Clones = 5,4,3,2,2,1

top(.n = 4) returns clonotypes with Clones 5,4,3,2,2 despite that .n is 4, because there are two clonotypes with the count 2.

Does it make sense? If so, would you still like us to add an argument to force top to cut those additional clonotypes to make sure the exact .n number of clonotypes is always returned?
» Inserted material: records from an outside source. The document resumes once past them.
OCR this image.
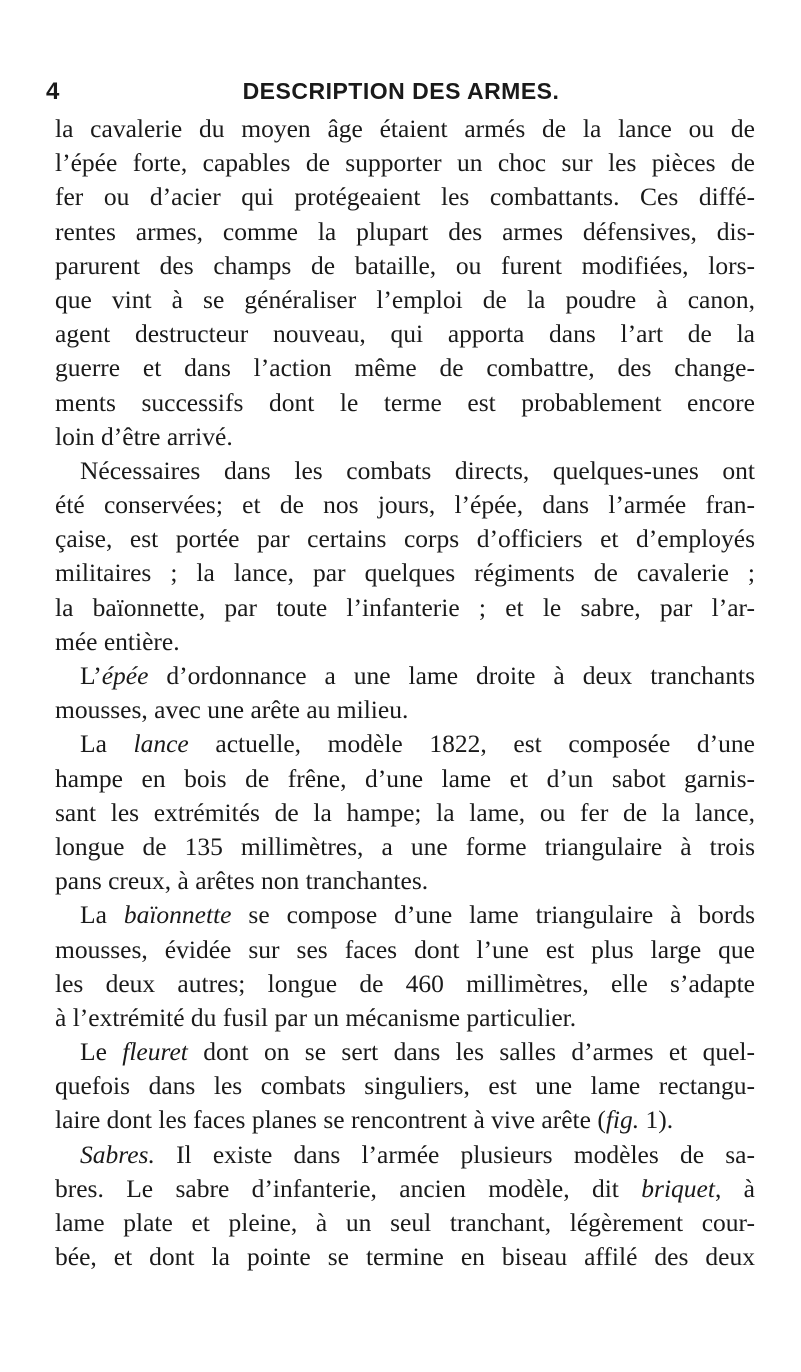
4	DESCRIPTION DES ARMES.
la cavalerie du moyen âge étaient armés de la lance ou de
l’épée forte, capables de supporter un choc sur les pièces de
fer ou d’acier qui protégeaient les combattants. Ces diffé-
rentes armes, comme la plupart des armes défensives, dis-
parurent des champs de bataille, ou furent modifiées, lors-
que vint à se généraliser l’emploi de la poudre à canon,
agent destructeur nouveau, qui apporta dans l’art de la
guerre et dans l’action même de combattre, des change-
ments successifs dont le terme est probablement encore
loin d’être arrivé.
Nécessaires dans les combats directs, quelques-unes ont
été conservées; et de nos jours, l’épée, dans l’armée fran-
çaise, est portée par certains corps d’officiers et d’employés
militaires ; la lance, par quelques régiments de cavalerie ;
la baïonnette, par toute l’infanterie ; et le sabre, par l’ar-
mée entière.
L’épée d’ordonnance a une lame droite à deux tranchants
mousses, avec une arête au milieu.
La lance actuelle, modèle 1822, est composée d’une
hampe en bois de frêne, d’une lame et d’un sabot garnis-
sant les extrémités de la hampe; la lame, ou fer de la lance,
longue de 135 millimètres, a une forme triangulaire à trois
pans creux, à arêtes non tranchantes.
La baïonnette se compose d’une lame triangulaire à bords
mousses, évidée sur ses faces dont l’une est plus large que
les deux autres; longue de 460 millimètres, elle s’adapte
à l’extrémité du fusil par un mécanisme particulier.
Le fleuret dont on se sert dans les salles d’armes et quel-
quefois dans les combats singuliers, est une lame rectangu-
laire dont les faces planes se rencontrent à vive arête (fig. 1).
Sabres. Il existe dans l’armée plusieurs modèles de sa-
bres. Le sabre d’infanterie, ancien modèle, dit briquet, à
lame plate et pleine, à un seul tranchant, légèrement cour-
bée, et dont la pointe se termine en biseau affilé des deux
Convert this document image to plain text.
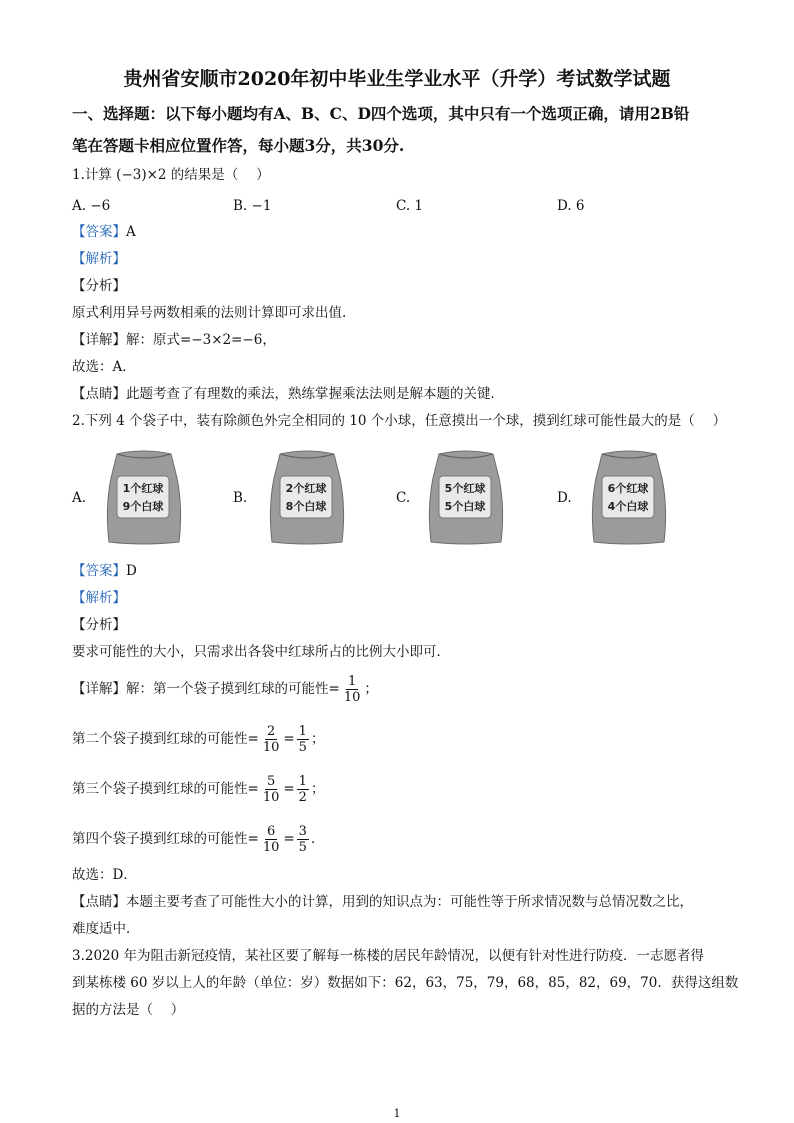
贵州省安顺市2020年初中毕业生学业水平（升学）考试数学试题
一、选择题：以下每小题均有A、B、C、D四个选项，其中只有一个选项正确，请用2B铅
笔在答题卡相应位置作答，每小题3分，共30分.
1.计算 (−3)×2 的结果是（　 ）
A. −6	B. −1	C. 1	D. 6
【答案】A
【解析】
【分析】
原式利用异号两数相乘的法则计算即可求出值.
【详解】解：原式=−3×2=−6，
故选：A．
【点睛】此题考查了有理数的乘法，熟练掌握乘法法则是解本题的关键．
2.下列 4 个袋子中，装有除颜色外完全相同的 10 个小球，任意摸出一个球，摸到红球可能性最大的是（　 ）
A.
1个红球
9个白球
B.
2个红球
8个白球
C.
5个红球
5个白球
D.
6个红球
4个白球
【答案】D
【解析】
【分析】
要求可能性的大小，只需求出各袋中红球所占的比例大小即可．
【详解】解：第一个袋子摸到红球的可能性= $\frac{1}{10}$ ；
第二个袋子摸到红球的可能性= $\frac{2}{10} = \frac{1}{5}$ ；
第三个袋子摸到红球的可能性= $\frac{5}{10} = \frac{1}{2}$ ；
第四个袋子摸到红球的可能性= $\frac{6}{10} = \frac{3}{5}$ ．
故选：D．
【点睛】本题主要考查了可能性大小的计算，用到的知识点为：可能性等于所求情况数与总情况数之比，
难度适中．
3.2020 年为阻击新冠疫情，某社区要了解每一栋楼的居民年龄情况，以便有针对性进行防疫．一志愿者得
到某栋楼 60 岁以上人的年龄（单位：岁）数据如下：62，63，75，79，68，85，82，69，70．获得这组数
据的方法是（　 ）
1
vadimnazarov avatar Aug 11 '20 12:08 vadimnazarov

Hi @decenwang

Thank you so much for this questions! This is a very important note to have in the documentation. top takes the top-N abundant clonotypes by their counts from Clones. But if you have several clonotypes with the exact same number of clones, what should you choose? In this case top chooses all clonotypes. Example:

Clones = 5,4,3,2,2,1

top(.n = 4) returns clonotypes with Clones 5,4,3,2,2 despite that .n is 4, because there are two clonotypes with the count 2.

Hi Dr.Nazrrov,

Thanks for quick response! That's right! You don't have to coerce the cutoff, it is not fair to the sequences with the same nubmer. But I am considering, if like this: Clones CDR3.aa 100 CADRFGHEF 80 CDDAGTMF 50 CDDAGTMF

the second one and the third one have the same sequences in aa. Because they may have different overhang sequences, so they are assigned as different clones, while when we do the Bayes inferrence or use the Levenshtein distance, we have to consider them as the same one, it is unfair, but I have to this. If you would like to, please add a function like "unique" to merge them as one. Similar sequence might have similar binding site. Many thanks!